Nucleare: le centrali americane sono vecchie e insicure

La maggior parte delle centrali nucleari degli Stati Uniti, soprattutto le più datate, verserebbero in condizioni generali davvero pessime. Il dato preoccupante è emerso da un’inchiesta promossa dalla Associated press che, in collaborazione con la Nuclear Regulatory Commission (NRC, l’agenzia Usa di sicurezza nucleare), ha preso in esame sia la sicurezza che le condizioni generali degli impianti.

In particolare, in 48 siti nucleari su 65 vi sarebbero preoccupanti perdite di trizio (un isotopo radioattivo dell’idrogeno altamente cancerogeno) dovute alle tubazioni corrose che scorrono sotto le vecchie centrali costruite negli anni ’60 e ’70.

Secondo le regole dell’NRC, ricordiamo, l’emissione di piccole quantità di tali contaminanti è generalmente consentita purché si tratti di valori controllati. Non sono invece permesse perdite dovute alle condizioni discutibili delle tubature.

Nel documento si legge inoltre che, nella maggior parte dei casi, le fughe radioattive possono rimanere nascoste per anni, magari riparando in modo superficiale le tubature o i serbatoi danneggiati e rimuovendo le acque o i campioni di suolo contaminati. Una delle cause è rappresentata sicuramente dall’inadeguatezza dei materiali impiegati, ma è chiaro che la causa principale è la corrosione dovuta ai decenni di utilizzo.
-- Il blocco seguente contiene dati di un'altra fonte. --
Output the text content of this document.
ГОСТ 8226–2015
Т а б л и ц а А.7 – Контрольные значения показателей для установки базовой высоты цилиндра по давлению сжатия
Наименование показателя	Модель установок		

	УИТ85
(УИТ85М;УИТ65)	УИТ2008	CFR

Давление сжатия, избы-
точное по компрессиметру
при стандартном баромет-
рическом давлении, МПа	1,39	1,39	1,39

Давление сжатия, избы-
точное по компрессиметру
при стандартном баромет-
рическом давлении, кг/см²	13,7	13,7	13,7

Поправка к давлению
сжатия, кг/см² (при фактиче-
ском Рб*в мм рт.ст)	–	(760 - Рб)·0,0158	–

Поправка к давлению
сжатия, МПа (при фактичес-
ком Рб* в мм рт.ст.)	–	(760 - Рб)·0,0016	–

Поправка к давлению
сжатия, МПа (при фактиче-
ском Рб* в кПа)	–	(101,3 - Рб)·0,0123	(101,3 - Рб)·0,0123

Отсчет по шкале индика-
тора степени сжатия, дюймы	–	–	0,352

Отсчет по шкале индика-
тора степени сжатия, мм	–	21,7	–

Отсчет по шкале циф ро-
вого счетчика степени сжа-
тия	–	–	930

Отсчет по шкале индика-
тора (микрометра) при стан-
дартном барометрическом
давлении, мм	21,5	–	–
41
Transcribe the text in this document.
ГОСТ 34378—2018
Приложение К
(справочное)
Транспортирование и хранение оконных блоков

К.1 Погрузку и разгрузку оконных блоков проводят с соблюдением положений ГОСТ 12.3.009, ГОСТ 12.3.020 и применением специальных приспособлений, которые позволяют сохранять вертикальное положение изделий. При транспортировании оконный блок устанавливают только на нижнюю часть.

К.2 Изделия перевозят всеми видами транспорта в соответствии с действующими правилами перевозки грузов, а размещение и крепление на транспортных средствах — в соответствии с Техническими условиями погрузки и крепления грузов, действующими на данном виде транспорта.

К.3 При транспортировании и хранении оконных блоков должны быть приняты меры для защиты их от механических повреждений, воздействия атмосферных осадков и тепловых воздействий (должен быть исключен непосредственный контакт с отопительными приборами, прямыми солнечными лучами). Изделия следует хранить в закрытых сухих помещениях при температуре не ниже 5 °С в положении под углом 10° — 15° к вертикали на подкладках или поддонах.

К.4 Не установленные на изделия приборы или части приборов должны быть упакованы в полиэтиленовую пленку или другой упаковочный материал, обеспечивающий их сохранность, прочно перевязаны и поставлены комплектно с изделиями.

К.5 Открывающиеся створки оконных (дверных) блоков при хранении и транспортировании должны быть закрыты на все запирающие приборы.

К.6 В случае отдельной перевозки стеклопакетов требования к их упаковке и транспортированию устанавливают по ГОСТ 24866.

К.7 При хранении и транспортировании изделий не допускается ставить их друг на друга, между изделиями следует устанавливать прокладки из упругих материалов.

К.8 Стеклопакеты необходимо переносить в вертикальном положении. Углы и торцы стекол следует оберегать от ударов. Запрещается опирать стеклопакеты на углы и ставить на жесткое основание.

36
Come se non bastassero le condizioni preoccupanti degli impianti, l’inchiesta ha rivelato la fragilità dell’industria nucleare civile americana anche, e soprattutto, dal punto di visto della sicurezza in caso di calamità naturali. Caso emblematico è sicuramente il fiume Missouri, le cui acque hanno raggiunto in questi giorni livelli di piena record mettendo in pericolo due impianti nucleari del Nebraska.

Insomma, una situazione davvero preoccupante soprattutto alla luce del rilancio del nucleare fortemente sostenuto dal presidente Barack Obama e dal suo ministro per l’Energia, Stephen Chu.